MCP servers with identical tool names create naming collisions where malicious servers can override legitimate ones. Without namespacing, the behavior depends on client implementation and connection order.

Who Is Affected

Documented by multiple researchers and aggregated on the Embracethered blog. Affects any multi-server MCP deployment where tool names are not globally unique.

Where It Exists

The vulnerability is in MCP's flat tool namespace. Tools from all connected servers share the same name space, with no mandatory prefixing or namespacing mechanism in the protocol specification.

When It Was Found

Discussed April 1, 2025. The risk scales with the number of connected servers and the popularity of common tool names.

How It Works

An attacker registers a tool with the same name as a popular legitimate tool (e.g., 'read_file', 'search', 'send_message'). When the LLM decides to use that tool name, the client may route the call to the attacker's version depending on implementation-specific resolution rules (last-registered wins, alphabetical, etc.).

Impact

Legitimate tool calls are redirected to malicious implementations.
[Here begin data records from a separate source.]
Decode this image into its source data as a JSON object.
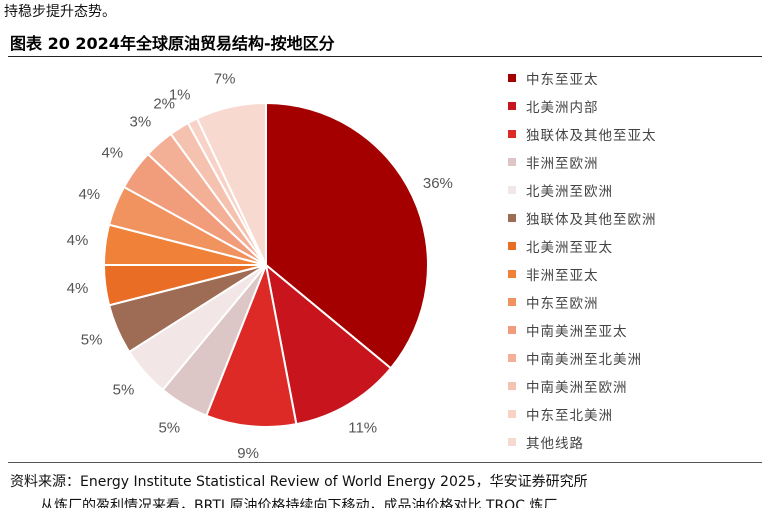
{
  "header_text": "持稳步提升态势。",
  "figure_title": "图表 20 2024年全球原油贸易结构-按地区分",
  "source": "资料来源：Energy Institute Statistical Review of World Energy 2025，华安证券研究所",
  "bottom_text": "从炼厂的盈利情况来看，BRTI 原油价格持续向下移动，成品油价格对比 TROC 炼厂",
  "chart_data": {
    "type": "pie",
    "title": "",
    "slices": [
      {
        "label": "中东至亚太",
        "value": 36,
        "display": "36%",
        "color": "#a50000"
      },
      {
        "label": "北美洲内部",
        "value": 11,
        "display": "11%",
        "color": "#c8141c"
      },
      {
        "label": "独联体及其他至亚太",
        "value": 9,
        "display": "9%",
        "color": "#dd2a27"
      },
      {
        "label": "非洲至欧洲",
        "value": 5,
        "display": "5%",
        "color": "#dcc6c6"
      },
      {
        "label": "北美洲至欧洲",
        "value": 5,
        "display": "5%",
        "color": "#f3e6e6"
      },
      {
        "label": "独联体及其他至欧洲",
        "value": 5,
        "display": "5%",
        "color": "#9e6b55"
      },
      {
        "label": "北美洲至亚太",
        "value": 4,
        "display": "4%",
        "color": "#e96d25"
      },
      {
        "label": "非洲至亚太",
        "value": 4,
        "display": "4%",
        "color": "#ef8238"
      },
      {
        "label": "中东至欧洲",
        "value": 4,
        "display": "4%",
        "color": "#f0935e"
      },
      {
        "label": "中南美洲至亚太",
        "value": 4,
        "display": "4%",
        "color": "#f19c7a"
      },
      {
        "label": "中南美洲至北美洲",
        "value": 3,
        "display": "3%",
        "color": "#f4b096"
      },
      {
        "label": "中南美洲至欧洲",
        "value": 2,
        "display": "2%",
        "color": "#f6c2b0"
      },
      {
        "label": "中东至北美洲",
        "value": 1,
        "display": "1%",
        "color": "#f8d2c6"
      },
      {
        "label": "其他线路",
        "value": 7,
        "display": "7%",
        "color": "#f8d9cf"
      }
    ]
  }
}
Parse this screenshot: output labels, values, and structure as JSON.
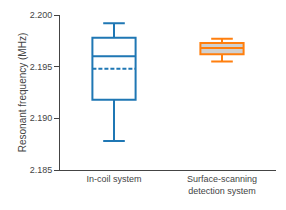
{
  "chart_data": {
    "type": "box",
    "ylabel": "Resonant frequency (MHz)",
    "categories": [
      "In-coil system",
      "Surface-scanning\ndetection system"
    ],
    "values": [
      {
        "whislo": 2.1878,
        "q1": 2.1918,
        "med": 2.196,
        "q3": 2.1978,
        "whishi": 2.1992,
        "mean": 2.1948
      },
      {
        "whislo": 2.1955,
        "q1": 2.1962,
        "med": 2.1968,
        "q3": 2.1973,
        "whishi": 2.1977
      }
    ],
    "colors": [
      "#ffffff",
      "#d0d0d0"
    ],
    "ylim": [
      2.185,
      2.2
    ],
    "yticks": [
      2.185,
      {
        "value": 2.19,
        "label": "2.190"
      },
      2.195,
      {
        "value": 2.2,
        "label": "2.200"
      }
    ],
    "grid": false
  }
}
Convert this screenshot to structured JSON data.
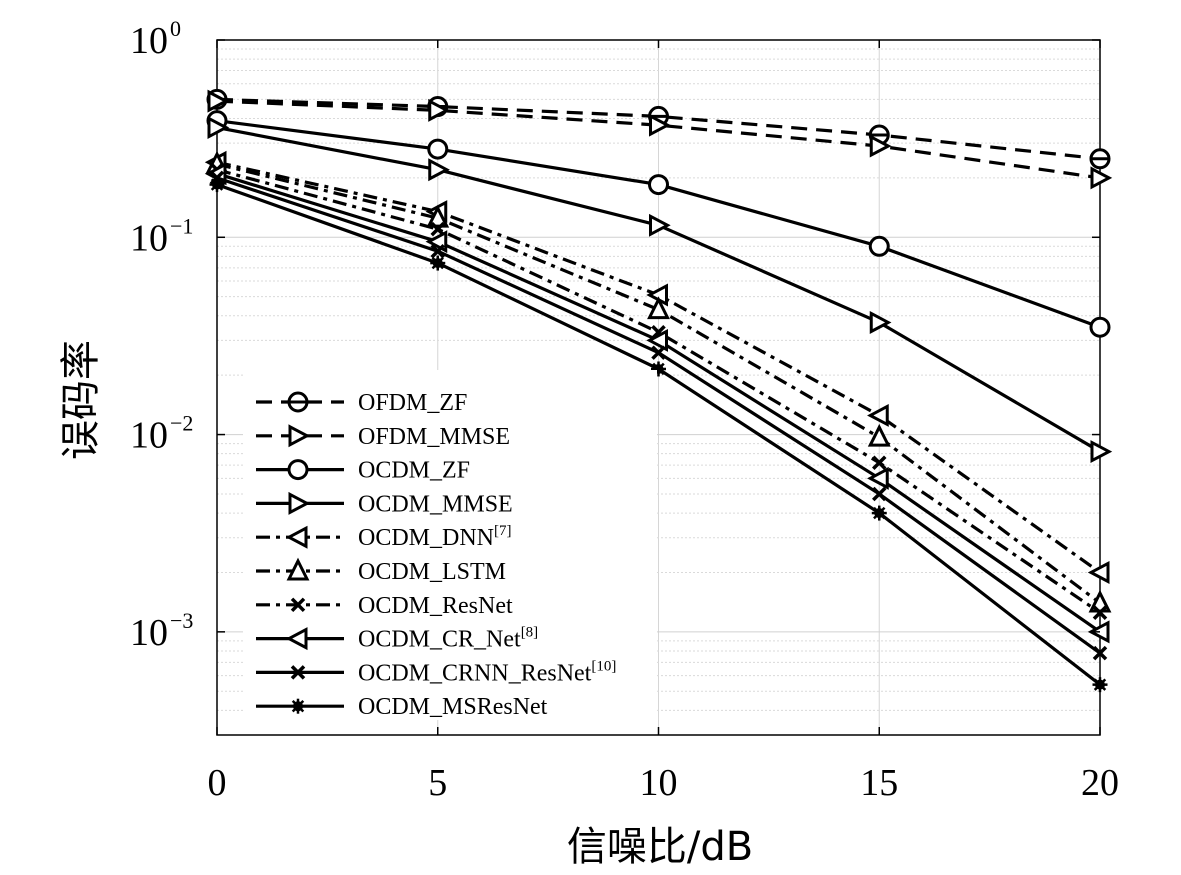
{
  "chart_data": {
    "type": "line",
    "xlabel": "信噪比/dB",
    "ylabel": "误码率",
    "x": [
      0,
      5,
      10,
      15,
      20
    ],
    "xlim": [
      0,
      20
    ],
    "ylim": [
      0.0003,
      1
    ],
    "yscale": "log",
    "grid": true,
    "legend_position": "bottom-left",
    "x_tick_labels": [
      "0",
      "5",
      "10",
      "15",
      "20"
    ],
    "y_ticks": [
      {
        "value": 1,
        "base": "10",
        "exp": "0"
      },
      {
        "value": 0.1,
        "base": "10",
        "exp": "−1"
      },
      {
        "value": 0.01,
        "base": "10",
        "exp": "−2"
      },
      {
        "value": 0.001,
        "base": "10",
        "exp": "−3"
      }
    ],
    "series": [
      {
        "name": "OFDM_ZF",
        "sup": "",
        "line": "dashed",
        "marker": "circle-line",
        "values": [
          0.5,
          0.46,
          0.41,
          0.33,
          0.25
        ]
      },
      {
        "name": "OFDM_MMSE",
        "sup": "",
        "line": "dashed",
        "marker": "triangle-right",
        "values": [
          0.49,
          0.44,
          0.37,
          0.29,
          0.2
        ]
      },
      {
        "name": "OCDM_ZF",
        "sup": "",
        "line": "solid",
        "marker": "circle",
        "values": [
          0.39,
          0.28,
          0.185,
          0.09,
          0.035
        ]
      },
      {
        "name": "OCDM_MMSE",
        "sup": "",
        "line": "solid",
        "marker": "triangle-right",
        "values": [
          0.36,
          0.22,
          0.115,
          0.037,
          0.0082
        ]
      },
      {
        "name": "OCDM_DNN",
        "sup": "[7]",
        "line": "dashdot",
        "marker": "triangle-left",
        "values": [
          0.24,
          0.135,
          0.051,
          0.0125,
          0.002
        ]
      },
      {
        "name": "OCDM_LSTM",
        "sup": "",
        "line": "dashdot",
        "marker": "triangle-up",
        "values": [
          0.235,
          0.125,
          0.043,
          0.0097,
          0.0014
        ]
      },
      {
        "name": "OCDM_ResNet",
        "sup": "",
        "line": "dashdot",
        "marker": "x",
        "values": [
          0.22,
          0.11,
          0.033,
          0.0072,
          0.00125
        ]
      },
      {
        "name": "OCDM_CR_Net",
        "sup": "[8]",
        "line": "solid",
        "marker": "triangle-left",
        "values": [
          0.21,
          0.095,
          0.03,
          0.006,
          0.001
        ]
      },
      {
        "name": "OCDM_CRNN_ResNet",
        "sup": "[10]",
        "line": "solid",
        "marker": "x",
        "values": [
          0.2,
          0.085,
          0.026,
          0.005,
          0.00078
        ]
      },
      {
        "name": "OCDM_MSResNet",
        "sup": "",
        "line": "solid",
        "marker": "star",
        "values": [
          0.185,
          0.074,
          0.0215,
          0.004,
          0.00054
        ]
      }
    ]
  }
}
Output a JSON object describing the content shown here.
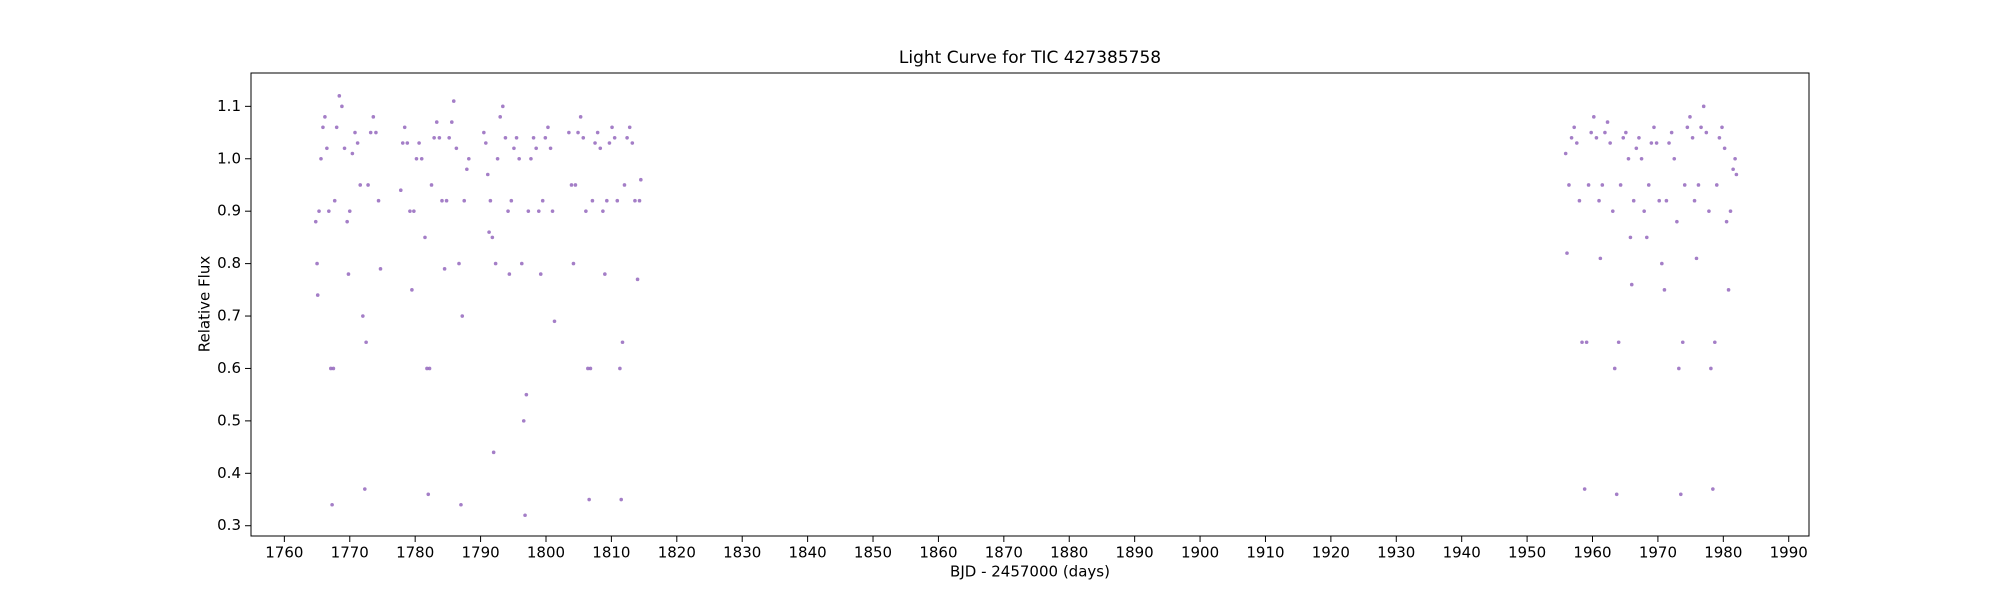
{
  "chart_data": {
    "type": "scatter",
    "title": "Light Curve for TIC 427385758",
    "x_label": "BJD - 2457000 (days)",
    "y_label": "Relative Flux",
    "color": "#9467bd",
    "grid": false,
    "xlim": [
      1754.9,
      1993.1
    ],
    "ylim": [
      0.2804,
      1.1636
    ],
    "xticks": [
      1760,
      1770,
      1780,
      1790,
      1800,
      1810,
      1820,
      1830,
      1840,
      1850,
      1860,
      1870,
      1880,
      1890,
      1900,
      1910,
      1920,
      1930,
      1940,
      1950,
      1960,
      1970,
      1980,
      1990
    ],
    "yticks": [
      0.3,
      0.4,
      0.5,
      0.6,
      0.7,
      0.8,
      0.9,
      {
        "value": 1,
        "label": "1.0"
      },
      1.1
    ],
    "x": [
      1764.8,
      1765.0,
      1765.1,
      1765.3,
      1765.6,
      1765.9,
      1766.2,
      1766.5,
      1766.8,
      1767.1,
      1767.3,
      1767.5,
      1767.7,
      1768.0,
      1768.4,
      1768.8,
      1769.2,
      1769.6,
      1769.8,
      1770.0,
      1770.4,
      1770.8,
      1771.2,
      1771.6,
      1772.0,
      1772.3,
      1772.5,
      1772.8,
      1773.2,
      1773.6,
      1774.0,
      1774.4,
      1774.7,
      1777.8,
      1778.1,
      1778.4,
      1778.8,
      1779.2,
      1779.5,
      1779.8,
      1780.2,
      1780.6,
      1781.0,
      1781.5,
      1781.8,
      1782.0,
      1782.2,
      1782.5,
      1782.9,
      1783.3,
      1783.7,
      1784.1,
      1784.5,
      1784.8,
      1785.2,
      1785.6,
      1785.9,
      1786.3,
      1786.7,
      1787.0,
      1787.2,
      1787.5,
      1787.9,
      1788.2,
      1790.5,
      1790.8,
      1791.1,
      1791.3,
      1791.5,
      1791.8,
      1792.0,
      1792.3,
      1792.6,
      1793.0,
      1793.4,
      1793.8,
      1794.2,
      1794.4,
      1794.7,
      1795.1,
      1795.5,
      1795.9,
      1796.3,
      1796.6,
      1796.8,
      1797.0,
      1797.3,
      1797.7,
      1798.1,
      1798.5,
      1798.9,
      1799.2,
      1799.5,
      1799.9,
      1800.3,
      1800.7,
      1801.0,
      1801.3,
      1803.5,
      1803.9,
      1804.2,
      1804.5,
      1804.9,
      1805.3,
      1805.7,
      1806.1,
      1806.4,
      1806.6,
      1806.8,
      1807.1,
      1807.5,
      1807.9,
      1808.3,
      1808.7,
      1809.0,
      1809.3,
      1809.7,
      1810.1,
      1810.5,
      1810.9,
      1811.3,
      1811.5,
      1811.7,
      1812.0,
      1812.4,
      1812.8,
      1813.2,
      1813.6,
      1814.0,
      1814.3,
      1814.5,
      1955.9,
      1956.1,
      1956.4,
      1956.8,
      1957.2,
      1957.6,
      1958.0,
      1958.4,
      1958.8,
      1959.1,
      1959.4,
      1959.8,
      1960.2,
      1960.6,
      1961.0,
      1961.2,
      1961.5,
      1961.9,
      1962.3,
      1962.7,
      1963.1,
      1963.4,
      1963.7,
      1964.0,
      1964.3,
      1964.7,
      1965.1,
      1965.5,
      1965.8,
      1966.0,
      1966.3,
      1966.7,
      1967.1,
      1967.5,
      1967.9,
      1968.3,
      1968.6,
      1969.0,
      1969.4,
      1969.8,
      1970.2,
      1970.6,
      1971.0,
      1971.3,
      1971.7,
      1972.1,
      1972.5,
      1972.9,
      1973.2,
      1973.5,
      1973.8,
      1974.1,
      1974.5,
      1974.9,
      1975.3,
      1975.6,
      1975.9,
      1976.2,
      1976.6,
      1977.0,
      1977.4,
      1977.8,
      1978.1,
      1978.4,
      1978.7,
      1979.0,
      1979.4,
      1979.8,
      1980.2,
      1980.5,
      1980.8,
      1981.1,
      1981.5,
      1981.8,
      1982.0
    ],
    "values": [
      0.88,
      0.8,
      0.74,
      0.9,
      1.0,
      1.06,
      1.08,
      1.02,
      0.9,
      0.6,
      0.34,
      0.6,
      0.92,
      1.06,
      1.12,
      1.1,
      1.02,
      0.88,
      0.78,
      0.9,
      1.01,
      1.05,
      1.03,
      0.95,
      0.7,
      0.37,
      0.65,
      0.95,
      1.05,
      1.08,
      1.05,
      0.92,
      0.79,
      0.94,
      1.03,
      1.06,
      1.03,
      0.9,
      0.75,
      0.9,
      1.0,
      1.03,
      1.0,
      0.85,
      0.6,
      0.36,
      0.6,
      0.95,
      1.04,
      1.07,
      1.04,
      0.92,
      0.79,
      0.92,
      1.04,
      1.07,
      1.11,
      1.02,
      0.8,
      0.34,
      0.7,
      0.92,
      0.98,
      1.0,
      1.05,
      1.03,
      0.97,
      0.86,
      0.92,
      0.85,
      0.44,
      0.8,
      1.0,
      1.08,
      1.1,
      1.04,
      0.9,
      0.78,
      0.92,
      1.02,
      1.04,
      1.0,
      0.8,
      0.5,
      0.32,
      0.55,
      0.9,
      1.0,
      1.04,
      1.02,
      0.9,
      0.78,
      0.92,
      1.04,
      1.06,
      1.02,
      0.9,
      0.69,
      1.05,
      0.95,
      0.8,
      0.95,
      1.05,
      1.08,
      1.04,
      0.9,
      0.6,
      0.35,
      0.6,
      0.92,
      1.03,
      1.05,
      1.02,
      0.9,
      0.78,
      0.92,
      1.03,
      1.06,
      1.04,
      0.92,
      0.6,
      0.35,
      0.65,
      0.95,
      1.04,
      1.06,
      1.03,
      0.92,
      0.77,
      0.92,
      0.96,
      1.01,
      0.82,
      0.95,
      1.04,
      1.06,
      1.03,
      0.92,
      0.65,
      0.37,
      0.65,
      0.95,
      1.05,
      1.08,
      1.04,
      0.92,
      0.81,
      0.95,
      1.05,
      1.07,
      1.03,
      0.9,
      0.6,
      0.36,
      0.65,
      0.95,
      1.04,
      1.05,
      1.0,
      0.85,
      0.76,
      0.92,
      1.02,
      1.04,
      1.0,
      0.9,
      0.85,
      0.95,
      1.03,
      1.06,
      1.03,
      0.92,
      0.8,
      0.75,
      0.92,
      1.03,
      1.05,
      1.0,
      0.88,
      0.6,
      0.36,
      0.65,
      0.95,
      1.06,
      1.08,
      1.04,
      0.92,
      0.81,
      0.95,
      1.06,
      1.1,
      1.05,
      0.9,
      0.6,
      0.37,
      0.65,
      0.95,
      1.04,
      1.06,
      1.02,
      0.88,
      0.75,
      0.9,
      0.98,
      1.0,
      0.97
    ]
  }
}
Attackers can intercept sensitive parameters, return manipulated results, or use the intercepted call as a springboard for further attacks. Users and LLMs have no way to distinguish between the legitimate and malicious tool.

Mitigation

Use MCP clients that namespace tools by server origin. Avoid connecting untrusted servers that duplicate tool names from trusted servers. Implement tool priority systems. Consider unique tool naming conventions that include publisher identity.